05 Mar Root Canals: What Are They and Why Do I Need One?
Few phrases strike as much fear in the hearts of dental patients as “root canal.” While no one enjoys getting a root canal, they don’t have to be nearly as scary as people imagine them to be. What’s more, they’re essential for relieving pain and restoring your smile.
A root canal is a procedure that removes damaged or infected dental pulp from the center of your tooth. While only a dentist can say if you need one, problems such as constant pain and tooth sensitivity may point to the need for a root canal. Many people worry about pain, but root canals are usually no more painful than a deep filling.
What is a root canal?
A root canal is a type of dental therapy performed when the pulp of a tooth becomes damaged or infected. Dental pulp is located at the soft center of the tooth. It’s made up of nerves, connective tissue, and blood vessels that act as the “root” or “legs” of your tooth. The root canal extends from the pulp chamber down to the root of the tooth.
Dental pulp begins to break down when damaged, causing bacteria to grow. This can lead to:
- An abscessed tooth
- Bone loss around the root
- Swelling that can spread to other parts of the body
In these cases, the pulp needs to be removed in order to preserve the tooth as well as protect your oral and overall health. The nerves of your teeth aren’t actually that crucial for their health and usage. They mainly serve to help you feel hot and cold sensations, which aren’t necessary when it comes to the everyday use of your teeth.
While removing the nerve won’t affect the everyday use of your tooth, it does have some side effects. Namely, your tooth becomes weaker and more prone to fracture. To prevent this, your dentist will apply a crown to help protect your tooth and maintain its longevity.

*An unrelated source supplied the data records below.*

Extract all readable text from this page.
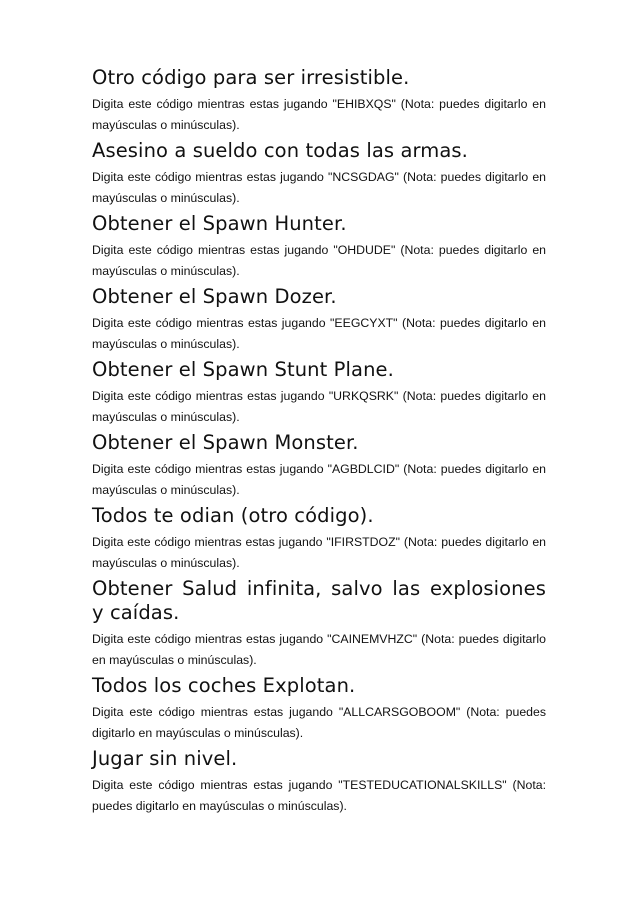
Otro código para ser irresistible.

Digita este código mientras estas jugando "EHIBXQS" (Nota: puedes digitarlo en mayúsculas o minúsculas).

Asesino a sueldo con todas las armas.

Digita este código mientras estas jugando "NCSGDAG" (Nota: puedes digitarlo en mayúsculas o minúsculas).

Obtener el Spawn Hunter.

Digita este código mientras estas jugando "OHDUDE" (Nota: puedes digitarlo en mayúsculas o minúsculas).

Obtener el Spawn Dozer.

Digita este código mientras estas jugando "EEGCYXT" (Nota: puedes digitarlo en mayúsculas o minúsculas).

Obtener el Spawn Stunt Plane.

Digita este código mientras estas jugando "URKQSRK" (Nota: puedes digitarlo en mayúsculas o minúsculas).

Obtener el Spawn Monster.

Digita este código mientras estas jugando "AGBDLCID" (Nota: puedes digitarlo en mayúsculas o minúsculas).

Todos te odian (otro código).

Digita este código mientras estas jugando "IFIRSTDOZ" (Nota: puedes digitarlo en mayúsculas o minúsculas).

Obtener Salud infinita, salvo las explosiones y caídas.

Digita este código mientras estas jugando "CAINEMVHZC" (Nota: puedes digitarlo en mayúsculas o minúsculas).

Todos los coches Explotan.

Digita este código mientras estas jugando "ALLCARSGOBOOM" (Nota: puedes digitarlo en mayúsculas o minúsculas).

Jugar sin nivel.

Digita este código mientras estas jugando "TESTEDUCATIONALSKILLS" (Nota: puedes digitarlo en mayúsculas o minúsculas).
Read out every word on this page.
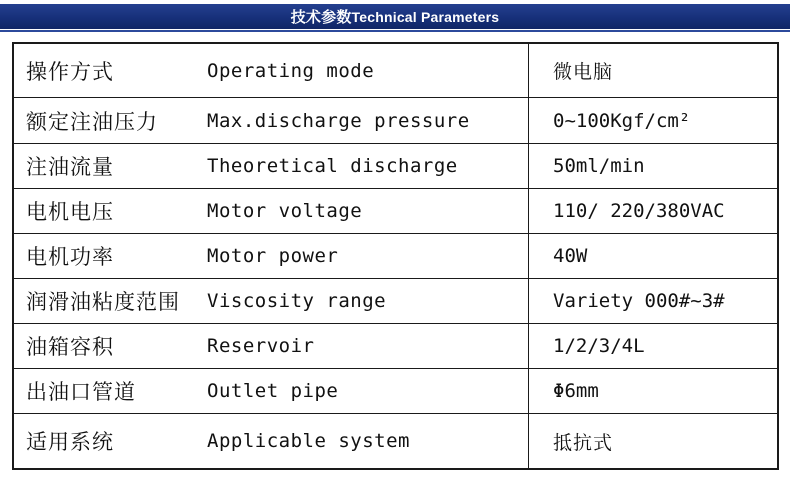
技术参数 Technical Parameters
操作方式 Operating mode	微电脑

额定注油压力 Max.discharge pressure	0~100Kgf/cm²

注油流量 Theoretical discharge	50ml/min

电机电压 Motor voltage	110/ 220/380VAC

电机功率 Motor power	40W

润滑油粘度范围 Viscosity range	Variety 000#~3#

油箱容积 Reservoir	1/2/3/4L

出油口管道 Outlet pipe	Φ6mm

适用系统 Applicable system	抵抗式
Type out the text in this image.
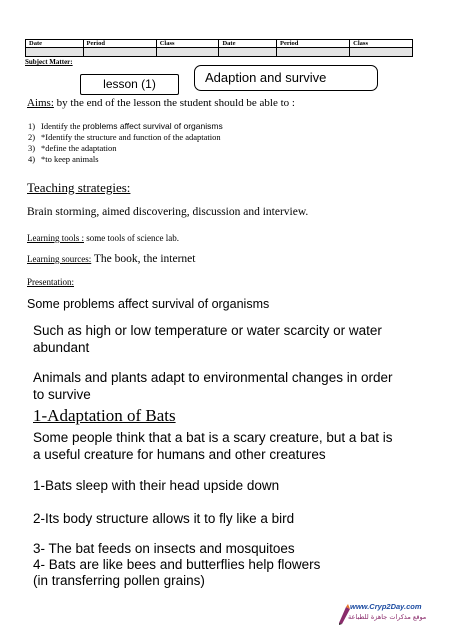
Date	Period	Class	Date	Period	Class

Subject Matter:
lesson (1)	Adaption and survive
Aims: by the end of the lesson the student should be able to :
1) Identify the problems affect survival of organisms
2) *Identify the structure and function of the adaptation
3) *define the adaptation
4) *to keep animals
Teaching strategies:
Brain storming, aimed discovering, discussion and interview.
Learning tools : some tools of science lab.
Learning sources: The book, the internet
Presentation:
Some problems affect survival of organisms
Such as high or low temperature or water scarcity or water
abundant
Animals and plants adapt to environmental changes in order
to survive
1-Adaptation of Bats
Some people think that a bat is a scary creature, but a bat is
a useful creature for humans and other creatures
1-Bats sleep with their head upside down
2-Its body structure allows it to fly like a bird
3- The bat feeds on insects and mosquitoes
4- Bats are like bees and butterflies help flowers
(in transferring pollen grains)
www.Cryp2Day.com
موقع مذكرات جاهزة للطباعة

When do I need a root canal?
The only guaranteed way to know if you need a root canal is by talking to your dentist. However, there are a few signs that may point to needing a root canal. Common symptoms of damaged dental pulp include:
- Pain when chewing
- Long-term pain
- Swollen gums
- Tooth discoloration
- The tooth being loose
- Chipped or cracked teeth
Keep in mind that these symptoms don’t automatically mean that you need a root canal. With that said, they do signal that something isn’t right with your oral health. Contact us today to schedule an appointment if you’re experiencing any of these symptoms. Our team can determine the cause and provide treatment to restore your smile.
Do root canals hurt?
This is the big question that many people have about root canals, and the fear of pain prevents them from seeking the treatment they need. Root canals are no more painful than getting a deep filling. Most people experience discomfort after the procedure, but this pain is usually only mild to moderate. The best way to keep pain at a minimum is to follow your dentist’s cleaning instructions and return for any follow-up appointments they recommend.
What happens during a root canal?
A root canal can take one or more appointments to complete. To begin, we will take an X-ray of your root canals to look for signs of infection around the bone. If signs of infection are present, we’ll use local anesthesia to numb the area around the tooth to prevent any pain.
Truth be told, a local anesthetic isn’t always necessary for a root canal. The nerve is already dead due to damage and infection, so your chances of experiencing severe pain are much lower than people think. With that said, a lot of dentists will use a local anesthetic anyway to put patients’ minds at ease and help them feel more relaxed.
Dealing with saliva can be a challenge for dentists during any dental procedure, whether it’s a routine checkup or a more complex undertaking like a root canal. To prevent this, your dentist or hygienist will place a rubber sheet known as a rubber dam around the tooth to help keep the area dry.
Next, your dentist will drill a hole so that they can access the soft center of the tooth. This is so they can remove the damaged pulp along with any bacteria and other debris that’s causing problems. They do this using a series of root canal files that get larger in diameter, allowing your dentist access to clean the sides of the root canals.
Your dentist may decide to seal the tooth during the initial visit. However, some prefer to put medication inside your tooth to clear up any infection and seal it a week later. In this case, a temporary filling is used to prevent any new contaminants from entering the tooth between visits.
It’s important to continue maintaining good oral hygiene during this period of time. This includes:
- Brushing for two minutes, twice a day
- Flossing at least once a day after eating
- Making sure you go to your follow-up appointment
During your follow-up appointment, your dentist will fill the tooth with a special mixture of sealant paste and rubber compound. The access hole is sealed using a permanent filling.
Your tooth may also need some restoration to help restore its original functionality. Teeth that require root canals have often experienced other problems, so a crown or other type of restoration may be used to help protect them from further damage. Your dentist will discuss your options and help you determine which is best for your situation.
A root canal is a procedure where the infected or damaged dental pulp is removed from the tooth. Symptoms such as pain and swollen gums may signal that you need a root canal, but only your dentist can say for certain. Root canal procedures can have minimal pain with mild to moderate pain during the healing process.